Nessuno di loro era a conoscenza del mio lavoro, a parte Bryan, ed ero sicura che lui non lo avrebbe detto a nessuno senza il mio consenso. Mi fidavo del mio gruppo, ma alcune cose era meglio ometterle.
«Tutto bene. Pronta per un nuovo ed entusiasmante anno?» mi chiese Federico una volta seduta, e annuii.
«Ragazzi, torno subito» disse Simone alzandosi e andando verso una ragazza.
«Che cosa mi sono persa in questi giorni?» chiesi agli altri.
«A quanto pare Simone è innamorato» disse Federico.
«A me sembrano solo amici» ribattei.
«Saranno affari suoi. Smettetela di intromettervi!» esclamò Brigitte mentre smanettava con lo smartphone.
«E tu invece con chi ti scrivi?» domandai dandole una gomitata
«Affari miei anche questi» rispose chiudendo la chat.
«Eccomi. Scusate» disse Simone tornando al tavolo. Tutti lo guardavamo, curiosi di sapere e, notando le nostre espressioni fisse, disse solo: «È solo una mia amica».
«Solo amica?» chiese Tyler.
«Sì».
«Perché non le hai chiesto se voleva unirsi a noi? Così ce la presentavi... è carina» disse Fede.
«Doveva andare a lezione».
«Quello che dovremmo fare anche noi» dissi intervenendo in sua difesa.
«Sì, meglio andare» fece eco Simone, così ci alzammo liberando il tavolo e andando verso la nostra facoltà. Il campus universitario era immenso, con tantissimi edifici per ogni facoltà, c'era quello di fisica, biologia, matematica, psicologia e medicina. Se non avessi conosciuto il posto avrei rischiato di perdermi, cosa che mi era davvero successa durante il mio primo anno, con il risultato che arrivavo sempre dopo l'inizio delle lezioni proprio perché non riuscivo a trovare le aule. Per fortuna, nel giro di poco ero riuscita a memorizzare il percorso grazie all'aiuto dei miei amici.
Una volta arrivati, entrammo e prendemmo posto nell'aula in attesa dell'inizio della lezione. Non c'era quasi nessuno e quindi scegliemmo posti perlopiù centrali in modo da seguire bene la lezione.
Ricevetti un messaggio sul cellulare che usavo solo per il lavoro e così, mentre gli altri stavano parlando tra di loro, diedi un'occhiata al messaggio. Era da parte di Jack, uno dei miei primi clienti.

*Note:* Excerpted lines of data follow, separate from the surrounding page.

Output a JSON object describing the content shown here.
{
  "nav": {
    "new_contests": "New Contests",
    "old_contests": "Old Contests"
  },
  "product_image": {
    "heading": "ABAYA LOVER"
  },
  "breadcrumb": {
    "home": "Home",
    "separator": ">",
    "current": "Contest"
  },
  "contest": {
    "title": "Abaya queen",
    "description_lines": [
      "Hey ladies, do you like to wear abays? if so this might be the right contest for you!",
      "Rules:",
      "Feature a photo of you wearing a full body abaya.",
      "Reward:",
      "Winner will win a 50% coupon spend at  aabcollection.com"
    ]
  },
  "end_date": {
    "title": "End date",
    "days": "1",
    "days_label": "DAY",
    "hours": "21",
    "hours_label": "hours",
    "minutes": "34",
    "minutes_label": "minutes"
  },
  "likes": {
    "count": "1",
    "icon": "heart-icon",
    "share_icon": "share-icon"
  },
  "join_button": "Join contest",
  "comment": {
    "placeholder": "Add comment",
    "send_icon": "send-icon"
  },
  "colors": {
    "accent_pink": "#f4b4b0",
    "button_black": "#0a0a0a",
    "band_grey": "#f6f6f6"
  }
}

J: Ehi bellissima, ho visto che sei tornata operativa e ho voglia di vederti. Stasera sei libera per venire da me?
K: Certo. Solita ora?
J: Sì.
K: Okay, allora a dopo.
Feci appena in tempo a riporre il telefono nello zaino che Tyler si avvicinò a me: «Non è che hai un foglio da prestarmi?» mi chiese.

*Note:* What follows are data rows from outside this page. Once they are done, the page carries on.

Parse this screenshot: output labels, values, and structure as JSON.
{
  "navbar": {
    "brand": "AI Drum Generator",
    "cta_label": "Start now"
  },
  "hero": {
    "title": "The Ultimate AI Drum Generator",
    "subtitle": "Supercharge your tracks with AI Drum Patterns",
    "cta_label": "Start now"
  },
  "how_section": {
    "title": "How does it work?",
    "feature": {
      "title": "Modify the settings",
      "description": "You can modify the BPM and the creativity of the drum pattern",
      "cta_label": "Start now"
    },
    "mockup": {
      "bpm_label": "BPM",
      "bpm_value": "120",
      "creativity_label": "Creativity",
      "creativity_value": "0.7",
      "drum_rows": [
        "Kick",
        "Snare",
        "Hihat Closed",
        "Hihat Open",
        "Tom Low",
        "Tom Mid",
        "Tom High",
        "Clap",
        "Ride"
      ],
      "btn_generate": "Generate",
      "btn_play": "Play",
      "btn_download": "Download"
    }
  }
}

«Tyler, prima o poi ti scorderai anche la testa» dissi sorridendo e strappando un foglio dal mio bloc notes. Non appena il professore entrò in aula, accese il video proiettore e iniziò a spiegarci la lezione, informandoci che sarebbe stato uno degli argomenti oggetto di esame.
***
«Stasera non ci sono a cena, vado a lavorare» avvisai Bryan affacciandomi sulla porta della cucina mentre era intento a preparare qualcosa. Stava cucinando anche per me, e mi si strinse lo stomaco quando gli dissi: «Io ho mangiato qualcosa prima».
«Va bene, non ti preoccupare. Quello che avanza lo metto in frigo, dovesse venirti fame quando torni. Sicuramente ci vediamo domani mattina perché conosco i tuoi orari e sicuramente non sarò sveglio».

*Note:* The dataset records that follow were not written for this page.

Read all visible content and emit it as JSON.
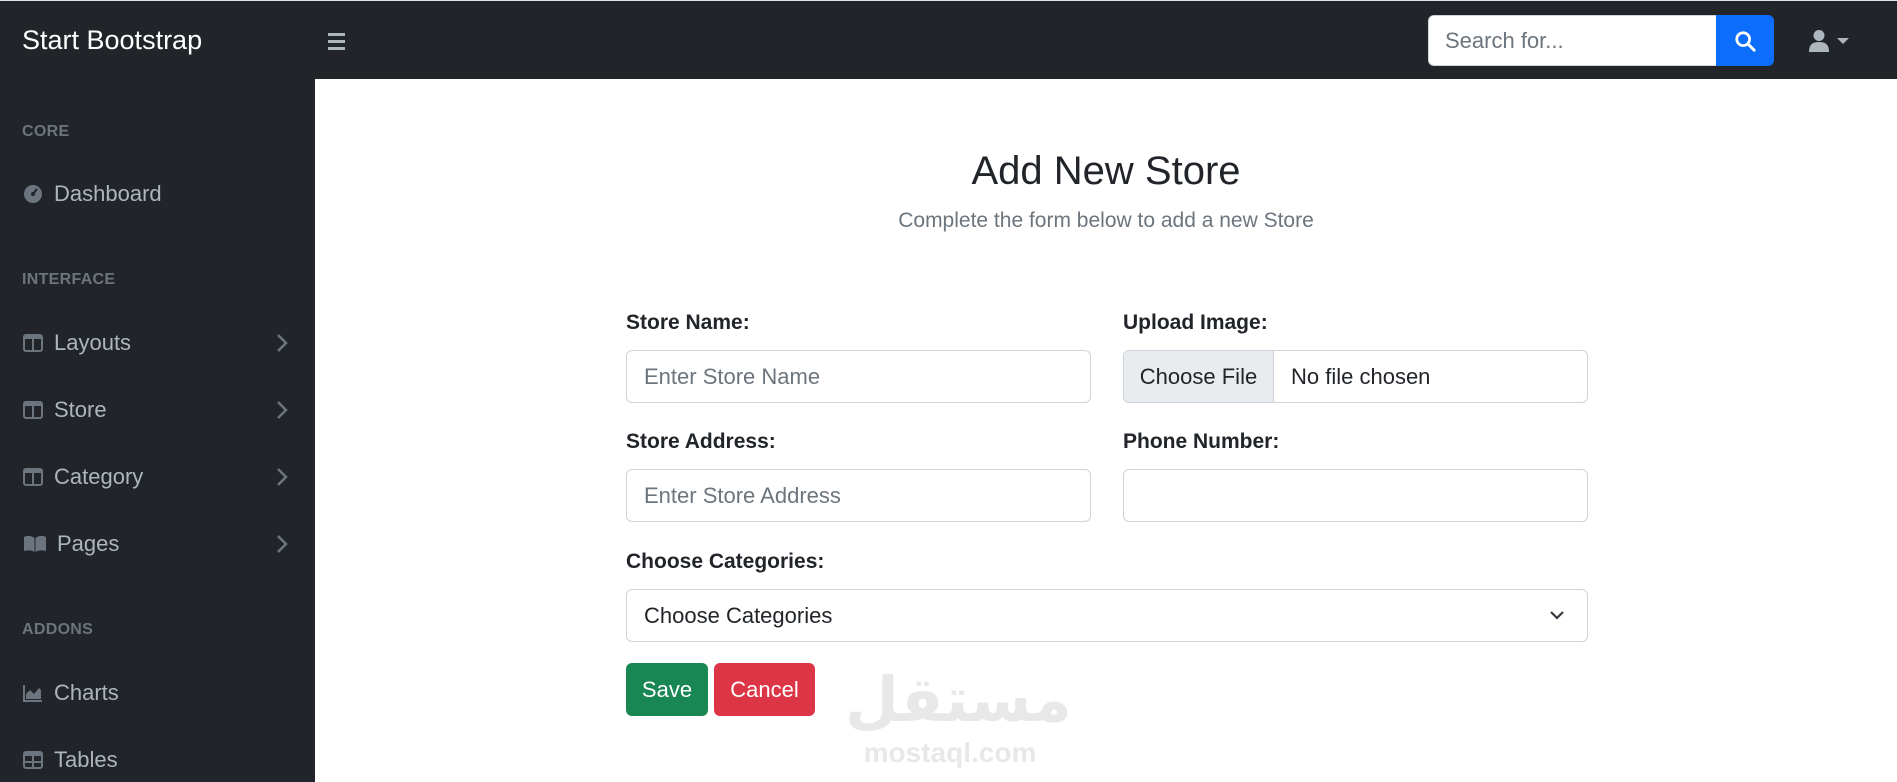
{
  "navbar": {
    "brand": "Start Bootstrap",
    "search_placeholder": "Search for...",
    "toggle_icon": "hamburger-icon",
    "search_icon": "search-icon",
    "user_icon": "user-icon"
  },
  "sidebar": {
    "headings": [
      "CORE",
      "INTERFACE",
      "ADDONS"
    ],
    "items": [
      {
        "label": "Dashboard",
        "icon": "dashboard-icon",
        "has_chevron": false
      },
      {
        "label": "Layouts",
        "icon": "columns-icon",
        "has_chevron": true
      },
      {
        "label": "Store",
        "icon": "columns-icon",
        "has_chevron": true
      },
      {
        "label": "Category",
        "icon": "columns-icon",
        "has_chevron": true
      },
      {
        "label": "Pages",
        "icon": "book-icon",
        "has_chevron": true
      },
      {
        "label": "Charts",
        "icon": "area-chart-icon",
        "has_chevron": false
      },
      {
        "label": "Tables",
        "icon": "table-icon",
        "has_chevron": false
      }
    ]
  },
  "form": {
    "title": "Add New Store",
    "subtitle": "Complete the form below to add a new Store",
    "store_name_label": "Store Name:",
    "store_name_placeholder": "Enter Store Name",
    "upload_label": "Upload Image:",
    "choose_file": "Choose File",
    "no_file": "No file chosen",
    "address_label": "Store Address:",
    "address_placeholder": "Enter Store Address",
    "phone_label": "Phone Number:",
    "phone_value": "",
    "categories_label": "Choose Categories:",
    "categories_selected": "Choose Categories",
    "save": "Save",
    "cancel": "Cancel"
  },
  "watermark": {
    "arabic": "مستقل",
    "latin": "mostaql.com"
  },
  "colors": {
    "dark": "#212529",
    "primary": "#0d6efd",
    "success": "#198754",
    "danger": "#dc3545"
  }
}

Andai in camera a prendere tutto il necessario per fare la doccia e mi chiusi in bagno. Quando tornai in camera, scelsi accuratamente l'intimo e il vestito che avrei indossato per quella sera. Optai per una gonna nera a vita alta, un top color sabbia che lasciava scoperta la pancia, e un paio di stivali neri lunghi che arrivavano al ginocchio. Mi truccai in modo diverso del solito, esagerando con rossetto rosso, mascara, eyeliner e lasciando i capelli sciolti.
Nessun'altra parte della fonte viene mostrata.